Yesterday’s activity was helping our new expat neighbors buy and register a new car. They’re from the United States and have lived in Mexico for less than a month.
One of the advantages of moving to a tight-knit expat community like ours, is that there is always someone willing to help you get things done and learn about your new home. Several of our neighbors helped us when we first arrived and we’re merely carrying on the tradition.
Since the car buying experience is a little different here in Mexico, I thought it would make an interesting article.
In some ways, buying a new car in Mexico is much easier than it is in the United States because the prices are non-negotiable. In fact, the price you see is the exact price that you pay. It already includes sales tax, commissions and fees – but not license plates. I’ll address getting those later in the article.
Since there is no negotiation, car buying consists of choosing the model, the color and the package. The salesperson then requests copies of the buyer’s identification (passport) and proof of residence (electric or water bill).
We translated for the neighbors during this process because no one at the dealership spoke English. It’s also important to note that all of the paperwork will be in Spanish, as well as the vehicle’s manual.
Paying for the vehicle
You can finance a vehicle, although I don’t know any expats who have chosen that option. The normal way to pay for a new car is through a bank transfer. Some dealerships will allow you to pay for the car using a credit card.
If you’re wiring money from your bank back home, this process can take several days. In the case of our neighbors, the foreign wire transfer too exactly seven (7) calendar days to go through. As soon as it did, they were able to obtain their new vehicle.
The task of registering your new vehicle falls on you.

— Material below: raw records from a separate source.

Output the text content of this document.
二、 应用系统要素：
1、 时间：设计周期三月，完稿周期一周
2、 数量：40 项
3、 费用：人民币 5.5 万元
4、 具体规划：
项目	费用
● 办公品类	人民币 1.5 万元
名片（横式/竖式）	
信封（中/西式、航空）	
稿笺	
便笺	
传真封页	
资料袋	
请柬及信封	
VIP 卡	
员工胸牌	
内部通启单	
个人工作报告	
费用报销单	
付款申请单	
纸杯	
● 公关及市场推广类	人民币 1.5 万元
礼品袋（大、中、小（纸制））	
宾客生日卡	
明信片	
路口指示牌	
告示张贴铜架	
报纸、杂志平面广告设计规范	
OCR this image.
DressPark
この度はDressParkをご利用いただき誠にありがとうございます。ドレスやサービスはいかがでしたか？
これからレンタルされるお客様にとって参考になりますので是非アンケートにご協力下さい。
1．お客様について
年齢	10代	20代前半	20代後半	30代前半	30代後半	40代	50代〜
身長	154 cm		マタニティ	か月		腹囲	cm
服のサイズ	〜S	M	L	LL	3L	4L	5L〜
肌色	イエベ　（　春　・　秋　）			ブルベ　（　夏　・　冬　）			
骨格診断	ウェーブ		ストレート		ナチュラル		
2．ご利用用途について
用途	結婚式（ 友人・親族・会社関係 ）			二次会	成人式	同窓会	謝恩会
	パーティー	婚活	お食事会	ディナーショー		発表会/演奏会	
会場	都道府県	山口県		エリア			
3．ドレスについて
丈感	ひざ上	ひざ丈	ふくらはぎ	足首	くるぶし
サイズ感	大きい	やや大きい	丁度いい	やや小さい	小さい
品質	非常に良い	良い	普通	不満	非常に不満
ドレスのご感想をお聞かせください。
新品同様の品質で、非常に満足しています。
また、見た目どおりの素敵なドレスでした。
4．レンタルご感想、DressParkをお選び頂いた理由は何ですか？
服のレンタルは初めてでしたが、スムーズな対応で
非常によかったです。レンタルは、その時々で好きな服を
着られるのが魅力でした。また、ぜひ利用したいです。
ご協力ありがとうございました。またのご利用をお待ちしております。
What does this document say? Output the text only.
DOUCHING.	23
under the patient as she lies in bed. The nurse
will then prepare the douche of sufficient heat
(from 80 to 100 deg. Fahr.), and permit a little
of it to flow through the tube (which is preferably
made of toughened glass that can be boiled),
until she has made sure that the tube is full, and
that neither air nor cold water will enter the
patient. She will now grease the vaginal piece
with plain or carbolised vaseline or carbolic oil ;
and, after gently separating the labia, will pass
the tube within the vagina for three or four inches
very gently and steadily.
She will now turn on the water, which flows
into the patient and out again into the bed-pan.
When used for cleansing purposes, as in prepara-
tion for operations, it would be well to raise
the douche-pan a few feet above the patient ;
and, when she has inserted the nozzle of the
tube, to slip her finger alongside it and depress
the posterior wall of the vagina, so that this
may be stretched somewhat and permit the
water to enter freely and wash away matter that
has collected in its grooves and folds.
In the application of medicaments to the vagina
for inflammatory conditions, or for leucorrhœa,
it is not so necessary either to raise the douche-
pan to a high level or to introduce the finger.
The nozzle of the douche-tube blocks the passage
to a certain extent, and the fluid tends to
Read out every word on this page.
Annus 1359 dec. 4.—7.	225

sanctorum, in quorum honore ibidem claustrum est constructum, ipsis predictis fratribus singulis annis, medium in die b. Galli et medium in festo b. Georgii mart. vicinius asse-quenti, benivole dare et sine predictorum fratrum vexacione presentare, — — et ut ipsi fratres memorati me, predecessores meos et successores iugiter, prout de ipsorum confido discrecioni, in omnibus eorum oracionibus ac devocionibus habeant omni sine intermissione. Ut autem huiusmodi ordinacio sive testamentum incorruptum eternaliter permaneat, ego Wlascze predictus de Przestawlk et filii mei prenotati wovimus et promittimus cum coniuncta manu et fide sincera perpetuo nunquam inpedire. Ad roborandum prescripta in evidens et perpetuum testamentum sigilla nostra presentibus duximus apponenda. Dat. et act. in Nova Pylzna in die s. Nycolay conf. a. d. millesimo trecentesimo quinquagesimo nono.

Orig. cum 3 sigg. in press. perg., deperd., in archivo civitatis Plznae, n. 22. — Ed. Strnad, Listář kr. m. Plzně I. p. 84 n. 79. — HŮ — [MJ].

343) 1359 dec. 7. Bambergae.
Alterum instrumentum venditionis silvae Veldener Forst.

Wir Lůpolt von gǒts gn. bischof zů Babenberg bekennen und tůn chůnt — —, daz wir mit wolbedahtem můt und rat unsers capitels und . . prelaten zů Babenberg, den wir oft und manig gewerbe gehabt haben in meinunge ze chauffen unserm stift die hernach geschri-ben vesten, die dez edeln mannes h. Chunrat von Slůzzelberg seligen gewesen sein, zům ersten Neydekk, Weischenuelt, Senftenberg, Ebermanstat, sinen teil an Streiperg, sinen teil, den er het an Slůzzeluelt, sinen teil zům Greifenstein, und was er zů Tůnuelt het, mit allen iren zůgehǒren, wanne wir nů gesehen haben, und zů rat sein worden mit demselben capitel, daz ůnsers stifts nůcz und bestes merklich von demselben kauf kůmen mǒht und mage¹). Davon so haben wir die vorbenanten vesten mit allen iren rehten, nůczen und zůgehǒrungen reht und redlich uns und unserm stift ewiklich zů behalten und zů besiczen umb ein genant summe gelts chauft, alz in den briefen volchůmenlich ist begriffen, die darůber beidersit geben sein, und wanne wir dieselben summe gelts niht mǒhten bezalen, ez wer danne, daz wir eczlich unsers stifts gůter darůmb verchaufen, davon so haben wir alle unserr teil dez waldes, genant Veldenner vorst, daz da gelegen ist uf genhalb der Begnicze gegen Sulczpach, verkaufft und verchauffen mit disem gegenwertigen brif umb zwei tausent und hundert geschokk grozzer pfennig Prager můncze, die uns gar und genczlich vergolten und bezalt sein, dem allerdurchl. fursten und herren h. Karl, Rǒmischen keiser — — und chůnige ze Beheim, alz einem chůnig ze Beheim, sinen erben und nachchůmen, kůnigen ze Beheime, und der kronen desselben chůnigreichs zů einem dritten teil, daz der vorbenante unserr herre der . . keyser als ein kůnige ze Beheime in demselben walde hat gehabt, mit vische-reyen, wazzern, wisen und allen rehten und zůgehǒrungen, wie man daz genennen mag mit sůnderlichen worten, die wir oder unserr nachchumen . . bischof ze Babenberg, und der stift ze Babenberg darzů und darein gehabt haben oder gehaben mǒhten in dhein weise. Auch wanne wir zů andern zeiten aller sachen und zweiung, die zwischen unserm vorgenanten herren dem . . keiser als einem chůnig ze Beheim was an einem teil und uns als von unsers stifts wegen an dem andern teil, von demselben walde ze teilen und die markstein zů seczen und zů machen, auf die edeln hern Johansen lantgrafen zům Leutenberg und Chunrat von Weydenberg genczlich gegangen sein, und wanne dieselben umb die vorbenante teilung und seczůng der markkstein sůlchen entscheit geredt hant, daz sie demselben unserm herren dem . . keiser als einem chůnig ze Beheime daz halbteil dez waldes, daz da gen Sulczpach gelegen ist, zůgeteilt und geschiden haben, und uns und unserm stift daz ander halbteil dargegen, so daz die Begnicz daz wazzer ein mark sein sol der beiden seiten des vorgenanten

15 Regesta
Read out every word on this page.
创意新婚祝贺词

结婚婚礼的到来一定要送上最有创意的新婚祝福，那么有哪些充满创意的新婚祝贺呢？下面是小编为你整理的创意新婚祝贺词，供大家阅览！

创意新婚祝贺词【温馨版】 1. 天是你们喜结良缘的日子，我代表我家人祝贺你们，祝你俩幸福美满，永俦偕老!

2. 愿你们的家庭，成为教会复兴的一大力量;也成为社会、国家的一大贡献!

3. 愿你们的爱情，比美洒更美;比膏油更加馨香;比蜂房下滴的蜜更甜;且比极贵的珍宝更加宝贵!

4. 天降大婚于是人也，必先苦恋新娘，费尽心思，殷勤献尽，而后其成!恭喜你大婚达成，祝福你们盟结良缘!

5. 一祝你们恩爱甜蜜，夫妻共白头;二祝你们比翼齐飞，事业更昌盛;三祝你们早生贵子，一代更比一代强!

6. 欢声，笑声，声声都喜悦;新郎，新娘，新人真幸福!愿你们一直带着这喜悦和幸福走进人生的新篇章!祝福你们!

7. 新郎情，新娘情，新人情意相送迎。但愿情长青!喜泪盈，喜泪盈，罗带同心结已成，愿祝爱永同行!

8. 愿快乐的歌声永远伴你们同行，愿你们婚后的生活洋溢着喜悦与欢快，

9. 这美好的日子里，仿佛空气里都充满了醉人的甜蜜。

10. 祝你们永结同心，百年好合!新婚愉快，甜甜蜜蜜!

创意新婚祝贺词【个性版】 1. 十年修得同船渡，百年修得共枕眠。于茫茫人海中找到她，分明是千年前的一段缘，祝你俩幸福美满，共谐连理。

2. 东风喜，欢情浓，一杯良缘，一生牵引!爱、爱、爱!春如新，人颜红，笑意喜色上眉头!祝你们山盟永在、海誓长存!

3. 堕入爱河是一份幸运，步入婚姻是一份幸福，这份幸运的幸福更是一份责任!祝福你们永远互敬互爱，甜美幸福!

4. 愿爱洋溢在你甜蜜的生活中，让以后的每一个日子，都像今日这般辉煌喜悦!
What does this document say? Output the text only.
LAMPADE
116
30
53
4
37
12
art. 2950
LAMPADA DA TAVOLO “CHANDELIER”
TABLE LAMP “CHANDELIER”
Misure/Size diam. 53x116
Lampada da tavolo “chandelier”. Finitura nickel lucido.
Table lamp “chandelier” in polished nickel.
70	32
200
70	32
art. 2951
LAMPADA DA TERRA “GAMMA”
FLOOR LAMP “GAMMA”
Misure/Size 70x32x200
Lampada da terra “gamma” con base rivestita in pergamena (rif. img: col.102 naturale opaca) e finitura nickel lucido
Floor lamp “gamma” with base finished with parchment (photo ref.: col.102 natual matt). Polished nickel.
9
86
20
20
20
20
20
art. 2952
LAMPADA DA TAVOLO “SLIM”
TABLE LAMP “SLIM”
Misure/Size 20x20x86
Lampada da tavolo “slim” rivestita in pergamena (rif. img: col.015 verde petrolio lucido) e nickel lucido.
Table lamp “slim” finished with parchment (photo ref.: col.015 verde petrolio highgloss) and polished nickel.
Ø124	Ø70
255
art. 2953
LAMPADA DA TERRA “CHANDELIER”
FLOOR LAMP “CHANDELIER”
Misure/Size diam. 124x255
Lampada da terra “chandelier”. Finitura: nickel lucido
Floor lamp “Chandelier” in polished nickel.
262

Car dealers often tell their customers that they can drive for 30 days either without a tag or with just the invoice for the vehicle taped in the window. Although this is commonly done, the supervisor at the tag agency told me that there is no legal basis for the practice and that the driver can still be fined by the police.
The supervisor explained that when you buy a new car, you have to take it immediately to the tag agency to obtain the license plates. If you are unable to do that for some reason, you are required to go to the local police department to have a temporary permit issued.
For the purposes of this article, I’m using terms like police department and tag agency to avoid confusing the readers. Here in Quintana Roo, the agency that issues license plates is la Secretaría de Finanzas y Planeación (Sefiplan). See what I mean? Referring to it as the tag agency is much simpler.
Paperwork and copies
Government agencies do not make copies in Mexico and it’s always your responsibility to bring your own. That includes copies of your identification. To save time and money, ask the car dealer to make extra copies for you.
You’re going to need copies of the following documents: the factura (similar to a car title), your passport, and proof of address (e.g. electric bill).
Some offices will also request proof of legal status, such as a temporary or permanent resident card. We were asked for our resident cards and CURP (Mexican population code similar to a social security number) when registering a car in Playa del Carmen.
Getting it done
When you bring your new vehicle to the tag agency, they will visually inspect the vehicle identification number (VIN) and compare it with the one listed on the factura. You then present your paperwork to the cashier and pay the registration fees.
After that, you’ll wait around for what seems like an eternity for your number to be called. Then when it finally is, you’ll be issued your new license plates and registration card (tarjeta de circulación). The registration process took us about 2.5 hours to complete. Patience is not only a virtue in Mexico – it’s a necessity.
By the way, no one spoke English at the tag agency either.
Let’s Wrap This Up
There are three lessons to be learned from this experience: 1) Spanish is a necessary language in Mexico (that’s a no-brainer), 2) always carry copies of all your documents, and 3) it’s helpful to befriend some more experienced expats to show you the ropes.